The essays I plan to write will be about science fiction — the nature of science fiction with discussion of many individual science fiction works — and the things science fiction is about. Which is most things.
The introductory essay will discuss how science fiction, over the past century and especially in the past five or six decades, has become increasingly visible as a part of popular culture, in ways that parallel the changes in popular culture itself, from pulp magazines in the 1930s to radio to TV in the 1940s and 1950s to books and movies in the 1950s and 1960s to games in the 1980s and 1990s to the extended franchises in books, movies, and TV, of the 21st century.
The essays will not attempt to cover all of SF’s forms*. Rather, while focusing on literary SF – novels and short stories – they will especially trace various SFnal themes through works of short fiction, with relatively few prominent novels along the way. In this way the essays focus on the genre as it was first identified in the 1920s as “science fiction” – cheap, “pulp” magazines publishing short stories and sometimes serialized novels. To this day short stories form the intellectual core of the field of science fiction, with hundreds of them published each year in magazines and in books of original stories. And in this way these essays differ from virtually every other survey, for whatever purpose, of literary science fiction.
The essays will be united by several particular perspectives and points of view.
First, they take a 10,000 foot view of science fiction’s history and themes.
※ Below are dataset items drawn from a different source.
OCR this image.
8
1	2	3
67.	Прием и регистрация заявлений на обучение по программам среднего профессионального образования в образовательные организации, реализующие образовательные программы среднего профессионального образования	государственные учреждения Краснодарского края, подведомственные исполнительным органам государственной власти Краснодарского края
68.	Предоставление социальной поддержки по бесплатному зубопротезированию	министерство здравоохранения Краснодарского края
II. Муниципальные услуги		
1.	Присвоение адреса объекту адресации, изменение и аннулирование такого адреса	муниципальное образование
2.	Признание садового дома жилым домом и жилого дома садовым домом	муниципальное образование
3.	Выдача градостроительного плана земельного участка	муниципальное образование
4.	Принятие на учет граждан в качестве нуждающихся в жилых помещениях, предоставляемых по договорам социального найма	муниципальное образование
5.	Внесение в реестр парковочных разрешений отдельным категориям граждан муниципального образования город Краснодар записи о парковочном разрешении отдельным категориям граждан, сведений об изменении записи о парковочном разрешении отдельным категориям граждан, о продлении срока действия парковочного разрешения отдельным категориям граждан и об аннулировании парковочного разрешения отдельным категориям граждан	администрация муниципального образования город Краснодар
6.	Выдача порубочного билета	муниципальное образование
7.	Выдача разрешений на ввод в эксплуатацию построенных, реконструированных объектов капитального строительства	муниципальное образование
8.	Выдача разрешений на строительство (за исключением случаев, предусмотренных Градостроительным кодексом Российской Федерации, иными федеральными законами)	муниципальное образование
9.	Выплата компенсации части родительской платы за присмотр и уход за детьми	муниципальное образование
Not a 30,000 foot view, and not a close-up analytical view typical of most nonfiction (including the academic ones) studies of the field (which presume you’re familiar with all the works they discuss). The audience I will have in mind are those family and friends who have at best a casual acquaintance with science fiction, almost entirely through movies and TV, or perhaps a few famous books taught in schools, from Nineteen Eighty-Four to Ender’s Game — and likely little familiarity with the richness and range of short stories. I also have in mind current, young readers of science fiction, perhaps regular readers familiar with currently active writers, but unaware of the popular, influential writers who published decades ago, let alone those writers’ best works.
The point here is that science fiction has a rich history and is far more varied and complex than the movies and TV shows that form most people’s knowledge of science fiction indicate. The mission here is to explore the varieties of literary sf, in particular its themes, in much the way a Food network gourmand would survey fine dining for an audience whose typical fare comes from fast food restaurants. [This is probably unfair.]
Second, and primarily – these essays will explore the ideas that science fiction has, in the past and currently, explored, compared to the current, early 21st century, state of scientific knowledge. This isn’t about how well science fiction has “predicted” the future, but the ways in which science fiction has imagined the future, and why it has done so in certain particular ways, in light of the current scientific understanding of the time. And how many still-common assumptions of science fiction have outlived their plausibility (in particular, ESP and FTL). Thus the subtitle, “science fiction as a prism in the dawn.” New knowledge is the sunlight peaking over the horizon. The prism scatters the light. Science fiction explores the many ways that light might scatter, whether plausible or not.
Third, unlike virtually every nonfiction overview of science fiction I’ve seen, these essays focus on short fiction as much as they do novels. As already mention, science fiction began in magazines that published short stories, a quarter century before books called science fiction were regularly issued by publishers. It’s often been noted that the short form of SF is best suited for exploring new ideas, without the overhead of characters and plot needed for a full-length book. Most of the striking ideas that science fiction has “invented” have come first in short works, before they’ve appeared in novels.
Next notes for essays: a potted history of science fiction; and a walk through the various definitions of science fiction, fantasy, and horror.
*Rules #1 for discussing science fiction: its abbreviation is SF, never “sci-fi.”
[First draft. This is the draft I wrote offline in September 2021, along with others, this one already touched up in this post. As I post drafts of more essays, I will revisit, and revise, the earlier ones, as I go on.]